The Reason is Academic: The Making of a High School Drop-out

The first time I felt like a scholastic failure when my grade five teacher handed me a story I’d written about travelling to Mars with my best-friend Lisa. I remember expecting him to be pleased, or impressed. He was not. He said my stories were all too similar and suggested I try writing something different I remember how proud I was of the story, and how crushed I was by his reaction.

I haven’t written a story about space exploration since.

As you might imagine, this extinguished a creative spark that was trying to surface. My days as a teacher’s pet had come to an end, and my days as a good student were over.

This teacher may not have liked my short stories, but the dude showed some serious foresight when he suggested to my mother that I move to Silicon Valley to work with computers during a parent-teacher interview when she mentioned my passion for typing. Even now, I find it remarkable that anyone living in a blue-collar town in northwestern Ontario, in 1976, was aware of a technology industry blossoming 3,600 kilometers away, in sunny California.

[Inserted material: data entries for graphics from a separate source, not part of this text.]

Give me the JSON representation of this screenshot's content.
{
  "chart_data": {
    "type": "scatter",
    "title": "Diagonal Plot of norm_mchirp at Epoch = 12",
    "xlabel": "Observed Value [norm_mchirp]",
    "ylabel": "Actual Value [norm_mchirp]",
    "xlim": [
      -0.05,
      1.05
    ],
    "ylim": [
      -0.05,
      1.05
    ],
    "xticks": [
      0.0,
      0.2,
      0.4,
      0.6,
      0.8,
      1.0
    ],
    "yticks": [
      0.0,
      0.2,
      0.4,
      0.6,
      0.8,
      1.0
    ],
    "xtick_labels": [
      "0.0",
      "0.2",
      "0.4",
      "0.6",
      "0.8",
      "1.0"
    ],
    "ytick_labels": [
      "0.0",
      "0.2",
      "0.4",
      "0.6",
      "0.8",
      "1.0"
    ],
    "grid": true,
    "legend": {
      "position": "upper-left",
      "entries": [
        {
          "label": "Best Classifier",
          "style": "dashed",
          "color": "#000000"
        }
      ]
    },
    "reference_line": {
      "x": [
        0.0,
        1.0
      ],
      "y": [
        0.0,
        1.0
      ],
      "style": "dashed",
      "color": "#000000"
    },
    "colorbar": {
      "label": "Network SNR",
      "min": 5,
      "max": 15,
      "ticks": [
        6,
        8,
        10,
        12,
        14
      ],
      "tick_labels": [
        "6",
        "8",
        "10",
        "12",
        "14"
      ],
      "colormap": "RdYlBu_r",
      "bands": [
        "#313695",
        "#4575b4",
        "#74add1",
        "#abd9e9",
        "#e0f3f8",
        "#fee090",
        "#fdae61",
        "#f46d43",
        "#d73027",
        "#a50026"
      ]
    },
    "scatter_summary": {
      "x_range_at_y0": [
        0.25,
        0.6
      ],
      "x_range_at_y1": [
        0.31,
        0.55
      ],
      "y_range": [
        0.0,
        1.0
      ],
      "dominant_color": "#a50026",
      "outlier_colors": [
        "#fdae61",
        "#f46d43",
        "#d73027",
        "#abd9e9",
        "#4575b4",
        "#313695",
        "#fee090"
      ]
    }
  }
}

I suppose it seems fitting that I eventually chose work as a technical writer, allowing me to combine my love of clacking keys with a generally-accepted way of earning a living.

Still, the need for creative self-expression simmered.

I revisited my academic past for answers the summer my son graduated from high school. As I spent a weekend cleaning out stacks of accumulated school work from his elementary days, a few things about my scholastic failure surfaced.

Sure, my artistic temperament was on the rise, but so was my rebellion. It was bound to be. After all, I had been on the opposing side after being a teacher’s pet for three years by proximity to L, a bossy and self-centered with a mean streak who somehow secured special privileges for she and her posse of three. The highlight of my academic career was being moved mid-year, with L, upon request, from grade five to grade six. As you might suspect, the idea was L’s, but I was the one who did the asking.

Over a two-year period, life changed for me. L moved out west with her family; I learned to blush deeply in the classroom when called upon, a new skill induced by a teacher who showcased his dislike of students by singling us out; I broke away from new friends, a trio of straight-laced classmates to avoid the ridicule of an older sister and her equally cool pals; my parents marriage dissolved into temporary separation.

By the time I got to high school, I was already an academic and social disaster.

As I separated the stacks bundled by grades — junior kindergarten through eight — I noticed the personal and creative art pieces gave way to pages of assignments that focused on core subjects: spelling and language, math and science.

For years, I considered possibilities for my educational failure: Shyness and social anxiety; an unstable family life; the switch from open-concept, work-at-your-own-pace style of learning to a standardized, assigned-seating classroom format. In truth, all these contributed, but the most detrimental element was being forced to abandon the artist I was becoming, before I even knew what it meant to be an artist, for theoretical subjects I had little interest in and even less aptitude for.

I lost the minute the system replaced creative expression with academic instruction.

The message to me was clear: There is no place for creative impulse in institutional learning. Therefore, there was no place for me.